By 2020, more than a third of the desired core skill sets for most occupations will be comprised of skills that are not yet considered crucial to the job today, she said.

Students still will need technical skills, but they also must have strong social and collaboration skills, she added.

This information has led the administration to realize a change is needed.

“While our current facilities are meeting the demands of rigorous curriculum and instruction, we are poised for innovation and flexibility in increasing our impact on our students’ adaptive skills, technical skill sets and collaborative engagement,” DuBois said. “Our facilities must adapt to the changing landscape of our workforce and the demands of our curriculum and standards.”

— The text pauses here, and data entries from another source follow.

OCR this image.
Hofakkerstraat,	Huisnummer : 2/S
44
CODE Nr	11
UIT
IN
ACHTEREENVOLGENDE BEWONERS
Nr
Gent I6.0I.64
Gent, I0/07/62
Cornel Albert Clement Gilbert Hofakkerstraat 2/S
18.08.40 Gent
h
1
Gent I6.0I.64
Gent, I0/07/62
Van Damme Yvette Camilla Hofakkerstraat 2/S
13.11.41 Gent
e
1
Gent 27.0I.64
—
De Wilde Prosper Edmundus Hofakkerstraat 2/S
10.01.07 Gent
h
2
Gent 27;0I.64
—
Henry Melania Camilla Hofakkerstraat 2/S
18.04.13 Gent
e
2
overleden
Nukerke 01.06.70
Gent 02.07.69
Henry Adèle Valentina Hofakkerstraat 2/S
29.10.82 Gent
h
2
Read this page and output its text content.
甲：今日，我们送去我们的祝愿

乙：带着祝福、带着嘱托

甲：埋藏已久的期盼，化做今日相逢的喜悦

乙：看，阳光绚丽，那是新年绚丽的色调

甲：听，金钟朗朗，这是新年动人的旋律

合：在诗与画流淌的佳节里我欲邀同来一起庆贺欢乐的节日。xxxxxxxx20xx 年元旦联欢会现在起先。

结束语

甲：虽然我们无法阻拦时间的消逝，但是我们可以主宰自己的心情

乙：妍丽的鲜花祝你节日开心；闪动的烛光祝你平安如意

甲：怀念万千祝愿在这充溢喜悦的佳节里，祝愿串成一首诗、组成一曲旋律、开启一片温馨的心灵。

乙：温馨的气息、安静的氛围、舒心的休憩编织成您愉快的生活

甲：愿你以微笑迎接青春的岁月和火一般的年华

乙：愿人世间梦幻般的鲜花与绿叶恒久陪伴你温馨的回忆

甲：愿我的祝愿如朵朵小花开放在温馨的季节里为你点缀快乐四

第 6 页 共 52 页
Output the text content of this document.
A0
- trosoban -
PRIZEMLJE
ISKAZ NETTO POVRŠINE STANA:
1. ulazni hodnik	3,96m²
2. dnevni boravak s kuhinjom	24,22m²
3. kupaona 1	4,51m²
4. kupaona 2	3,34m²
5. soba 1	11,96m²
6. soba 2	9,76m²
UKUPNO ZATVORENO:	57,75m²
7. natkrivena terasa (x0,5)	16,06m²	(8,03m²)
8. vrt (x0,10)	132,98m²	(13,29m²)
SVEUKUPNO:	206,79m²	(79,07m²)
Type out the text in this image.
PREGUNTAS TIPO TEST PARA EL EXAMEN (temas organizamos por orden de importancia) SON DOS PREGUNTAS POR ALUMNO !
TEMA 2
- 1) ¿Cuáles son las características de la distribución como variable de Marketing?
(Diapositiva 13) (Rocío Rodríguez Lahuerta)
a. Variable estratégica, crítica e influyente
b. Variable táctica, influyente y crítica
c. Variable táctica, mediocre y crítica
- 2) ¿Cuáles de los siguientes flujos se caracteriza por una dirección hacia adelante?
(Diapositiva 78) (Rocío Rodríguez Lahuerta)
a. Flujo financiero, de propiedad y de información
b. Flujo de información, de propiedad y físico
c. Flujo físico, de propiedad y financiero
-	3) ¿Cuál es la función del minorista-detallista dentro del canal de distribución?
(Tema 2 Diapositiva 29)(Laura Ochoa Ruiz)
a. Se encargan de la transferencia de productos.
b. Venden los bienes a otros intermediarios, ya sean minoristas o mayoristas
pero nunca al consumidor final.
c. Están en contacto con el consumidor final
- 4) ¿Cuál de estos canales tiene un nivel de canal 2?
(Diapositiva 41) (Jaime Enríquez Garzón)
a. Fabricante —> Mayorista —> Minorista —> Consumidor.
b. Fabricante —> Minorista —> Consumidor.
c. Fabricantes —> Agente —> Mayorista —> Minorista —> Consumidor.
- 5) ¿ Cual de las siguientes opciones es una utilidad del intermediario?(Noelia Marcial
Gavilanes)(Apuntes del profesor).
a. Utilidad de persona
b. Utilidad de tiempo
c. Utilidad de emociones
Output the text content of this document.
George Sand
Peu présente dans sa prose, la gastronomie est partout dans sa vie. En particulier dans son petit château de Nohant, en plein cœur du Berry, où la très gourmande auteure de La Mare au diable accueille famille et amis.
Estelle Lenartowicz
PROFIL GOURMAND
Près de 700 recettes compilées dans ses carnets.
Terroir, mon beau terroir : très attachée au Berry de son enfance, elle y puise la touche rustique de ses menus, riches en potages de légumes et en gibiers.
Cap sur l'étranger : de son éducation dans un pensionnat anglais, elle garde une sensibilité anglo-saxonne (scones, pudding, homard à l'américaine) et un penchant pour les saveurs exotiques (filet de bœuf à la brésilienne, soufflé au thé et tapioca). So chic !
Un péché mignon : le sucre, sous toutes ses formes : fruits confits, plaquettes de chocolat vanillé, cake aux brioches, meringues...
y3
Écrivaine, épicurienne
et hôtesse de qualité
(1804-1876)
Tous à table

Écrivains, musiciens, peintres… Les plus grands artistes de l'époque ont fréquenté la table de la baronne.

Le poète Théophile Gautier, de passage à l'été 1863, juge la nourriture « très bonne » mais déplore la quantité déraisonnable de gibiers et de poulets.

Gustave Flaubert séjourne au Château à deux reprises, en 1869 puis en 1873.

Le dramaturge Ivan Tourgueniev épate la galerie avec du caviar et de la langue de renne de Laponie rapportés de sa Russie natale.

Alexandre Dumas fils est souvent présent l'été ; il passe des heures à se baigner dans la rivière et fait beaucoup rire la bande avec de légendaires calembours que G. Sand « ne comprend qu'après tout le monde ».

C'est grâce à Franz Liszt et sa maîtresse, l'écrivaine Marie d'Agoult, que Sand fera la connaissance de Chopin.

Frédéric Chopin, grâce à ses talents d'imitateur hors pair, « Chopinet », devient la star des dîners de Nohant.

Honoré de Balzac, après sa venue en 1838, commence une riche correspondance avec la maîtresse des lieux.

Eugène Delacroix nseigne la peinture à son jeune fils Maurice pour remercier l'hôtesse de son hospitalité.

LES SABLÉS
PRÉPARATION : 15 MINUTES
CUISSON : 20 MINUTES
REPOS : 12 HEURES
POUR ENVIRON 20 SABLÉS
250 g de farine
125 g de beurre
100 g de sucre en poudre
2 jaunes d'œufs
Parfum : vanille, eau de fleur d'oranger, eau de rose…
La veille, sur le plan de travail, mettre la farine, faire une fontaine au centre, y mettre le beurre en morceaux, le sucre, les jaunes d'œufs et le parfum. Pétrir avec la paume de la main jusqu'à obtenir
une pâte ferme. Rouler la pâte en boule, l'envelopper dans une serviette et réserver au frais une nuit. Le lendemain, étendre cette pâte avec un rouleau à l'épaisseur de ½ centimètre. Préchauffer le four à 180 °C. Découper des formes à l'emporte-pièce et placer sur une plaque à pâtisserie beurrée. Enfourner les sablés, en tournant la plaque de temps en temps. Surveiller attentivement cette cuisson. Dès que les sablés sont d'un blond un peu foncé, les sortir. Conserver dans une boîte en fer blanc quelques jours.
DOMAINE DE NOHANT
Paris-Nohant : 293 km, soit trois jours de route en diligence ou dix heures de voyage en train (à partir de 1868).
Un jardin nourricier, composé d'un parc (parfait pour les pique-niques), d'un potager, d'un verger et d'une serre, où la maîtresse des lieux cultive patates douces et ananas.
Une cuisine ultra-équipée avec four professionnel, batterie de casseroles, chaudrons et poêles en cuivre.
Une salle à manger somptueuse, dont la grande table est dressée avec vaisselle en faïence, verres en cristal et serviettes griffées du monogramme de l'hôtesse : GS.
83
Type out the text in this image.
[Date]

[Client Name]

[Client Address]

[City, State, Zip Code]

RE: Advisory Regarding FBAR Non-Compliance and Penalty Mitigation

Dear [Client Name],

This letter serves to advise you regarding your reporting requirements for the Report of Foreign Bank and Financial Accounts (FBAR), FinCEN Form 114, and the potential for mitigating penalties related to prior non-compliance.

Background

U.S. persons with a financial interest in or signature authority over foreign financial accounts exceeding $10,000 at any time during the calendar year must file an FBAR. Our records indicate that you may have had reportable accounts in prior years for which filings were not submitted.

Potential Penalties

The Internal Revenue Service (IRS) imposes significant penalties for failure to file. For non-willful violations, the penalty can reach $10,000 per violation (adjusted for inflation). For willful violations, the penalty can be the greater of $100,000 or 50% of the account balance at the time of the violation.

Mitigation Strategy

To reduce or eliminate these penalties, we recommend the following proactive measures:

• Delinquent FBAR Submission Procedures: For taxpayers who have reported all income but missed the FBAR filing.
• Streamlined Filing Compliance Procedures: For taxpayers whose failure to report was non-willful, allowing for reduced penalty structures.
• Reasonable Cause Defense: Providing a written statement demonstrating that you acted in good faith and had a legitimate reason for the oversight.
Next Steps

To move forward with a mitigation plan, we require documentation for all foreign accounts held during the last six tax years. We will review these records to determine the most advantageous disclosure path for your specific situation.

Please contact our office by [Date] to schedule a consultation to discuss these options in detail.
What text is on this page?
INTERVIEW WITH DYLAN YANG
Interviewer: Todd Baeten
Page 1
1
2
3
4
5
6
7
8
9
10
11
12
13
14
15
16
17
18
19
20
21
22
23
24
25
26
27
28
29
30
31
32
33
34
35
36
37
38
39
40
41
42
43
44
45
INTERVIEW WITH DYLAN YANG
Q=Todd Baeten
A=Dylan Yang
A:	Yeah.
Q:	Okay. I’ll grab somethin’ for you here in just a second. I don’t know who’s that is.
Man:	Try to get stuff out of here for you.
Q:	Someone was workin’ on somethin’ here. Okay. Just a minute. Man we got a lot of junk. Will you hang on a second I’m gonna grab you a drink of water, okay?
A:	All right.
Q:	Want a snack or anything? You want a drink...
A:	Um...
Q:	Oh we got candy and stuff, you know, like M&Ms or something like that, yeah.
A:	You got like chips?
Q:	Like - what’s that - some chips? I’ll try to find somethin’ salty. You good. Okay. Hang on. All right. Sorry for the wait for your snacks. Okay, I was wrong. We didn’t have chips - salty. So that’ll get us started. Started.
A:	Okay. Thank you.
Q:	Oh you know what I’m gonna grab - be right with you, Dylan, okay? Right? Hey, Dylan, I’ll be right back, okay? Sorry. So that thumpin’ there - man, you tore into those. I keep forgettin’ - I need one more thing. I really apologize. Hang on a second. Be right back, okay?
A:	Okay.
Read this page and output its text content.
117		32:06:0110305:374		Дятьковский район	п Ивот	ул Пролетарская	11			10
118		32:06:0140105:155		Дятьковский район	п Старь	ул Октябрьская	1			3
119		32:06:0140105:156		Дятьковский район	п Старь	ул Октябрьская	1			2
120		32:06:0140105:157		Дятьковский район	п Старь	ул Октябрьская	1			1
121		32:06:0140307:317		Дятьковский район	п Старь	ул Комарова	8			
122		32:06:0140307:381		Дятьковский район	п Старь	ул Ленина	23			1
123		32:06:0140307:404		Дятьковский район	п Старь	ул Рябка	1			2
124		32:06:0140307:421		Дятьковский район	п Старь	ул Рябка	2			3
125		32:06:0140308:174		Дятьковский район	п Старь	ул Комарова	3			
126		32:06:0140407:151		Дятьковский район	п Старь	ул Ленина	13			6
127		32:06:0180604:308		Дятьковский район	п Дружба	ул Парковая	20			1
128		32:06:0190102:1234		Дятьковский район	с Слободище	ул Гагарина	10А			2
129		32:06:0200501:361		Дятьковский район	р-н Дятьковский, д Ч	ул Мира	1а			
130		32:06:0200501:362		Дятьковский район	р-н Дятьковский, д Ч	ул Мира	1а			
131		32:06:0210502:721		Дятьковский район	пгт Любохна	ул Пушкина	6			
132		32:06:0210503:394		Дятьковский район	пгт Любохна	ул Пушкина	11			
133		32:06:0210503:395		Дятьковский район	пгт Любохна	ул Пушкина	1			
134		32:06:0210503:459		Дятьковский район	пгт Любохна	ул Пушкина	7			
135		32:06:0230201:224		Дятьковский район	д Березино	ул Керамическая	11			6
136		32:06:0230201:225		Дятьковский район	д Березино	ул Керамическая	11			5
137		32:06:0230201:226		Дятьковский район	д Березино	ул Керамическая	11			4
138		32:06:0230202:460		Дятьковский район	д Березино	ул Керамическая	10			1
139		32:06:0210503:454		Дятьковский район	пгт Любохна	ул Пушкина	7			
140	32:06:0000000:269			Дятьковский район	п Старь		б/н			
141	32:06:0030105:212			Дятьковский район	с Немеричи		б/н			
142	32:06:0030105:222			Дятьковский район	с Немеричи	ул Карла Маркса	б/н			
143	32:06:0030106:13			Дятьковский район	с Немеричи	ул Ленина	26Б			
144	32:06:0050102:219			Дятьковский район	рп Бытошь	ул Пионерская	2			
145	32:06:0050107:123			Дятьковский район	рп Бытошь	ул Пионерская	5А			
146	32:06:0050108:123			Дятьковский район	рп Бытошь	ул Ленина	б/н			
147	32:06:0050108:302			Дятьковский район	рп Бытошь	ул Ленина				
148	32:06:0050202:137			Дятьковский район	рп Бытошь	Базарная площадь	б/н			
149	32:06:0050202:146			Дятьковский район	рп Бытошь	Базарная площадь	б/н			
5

Renovating will allow the school to capture opportunities for the science, math and technology departments to better utilize the labs with applied skills in multiple content areas.

“By updating our facilities, we can potentially expand the landscape of our current career and technical program,” DuBois said. “SHS is becoming limited not by student interest but by our structural limitations.”

Redesigning the science wing will allow the school to be a “forerunner” in cutting-edge facilities and better use the existing space, she said.

Principal Greg Prange said even though the school tries to stay modern with its equipment, facilities and pedagogy, the science labs have fallen behind.

“Most of our current science laboratories are sadly stuck in the 1990s. Worse than that are the labs that were constructed over 40 years ago,” he said. “We’re badly in need of an upgrade to our facilities.”

Speaking on behalf of the agriculture department, teachers Jeanna Eppley and Micah Wallace said once the school’s new ag research facility is equipped with amenities and technology, it will support the education of students and benefit the community. The exterior or shell of the facility was completed earlier this summer.

“This facility will provide students with the opportunity to learn by doing, which is part of the FFA motto,” Eppley said.

Wallace said there has been significant growth in the agriculture program, including at Seymour Middle School.

“My food science and agribusiness classes have doubled in size, and my middle school intro to ag class has increased by 18 students from last year for a total of 70 middle school students who are enrolled,” she said.

“These students want to be a part of our program,” she said. “They want to be in our classes. They enjoy what they’re learning, and because of that, we are growing rapidly.”

By investing in the education of students, the corporation is investing in the community, Eppley said.

“When we have educated and employed individuals in our community, we see a higher tax base, we see a lower crime rate, we see increase in charity and lower public assistance,” she said.

The third project, a playground at Redding accessible to children with physical disabilities, received support from Mika Ahlbrand, director of special education, the school principal and a parent of a special needs child.

Ahlbrand said students will spend around 32,400 minutes or 540 hours at recess throughout their time at Redding.

“Having an accessible playground will mean giving more access to our students through an appropriate surface as well as specialized equipment,” she said.

Because Redding’s current playground is utilized by the public during the summer, after school and on the weekends, Ahlbrand said the new playground could be a “great source of pride for our community.”

Redding Principal Steve Bush said the new playground is important because it gives all students the opportunity to play.

“Play is crucial for human development, growth in social skills and to build confidence,” he said.

Parent Patrick Downey said his daughter is a second-grader at Redding, and she uses a wheelchair.

“She really likes to be outside and be in the sun,” he said. “She especially likes to get out of her wheelchair and be in the swing.”

Downey said they often go to Gaiser Park because of the accessible swings there, so he was glad to hear the trustees were planning to build an accessible playground at Redding.

“I really appreciate all the school is doing for my daughter and all students with special needs,” he said.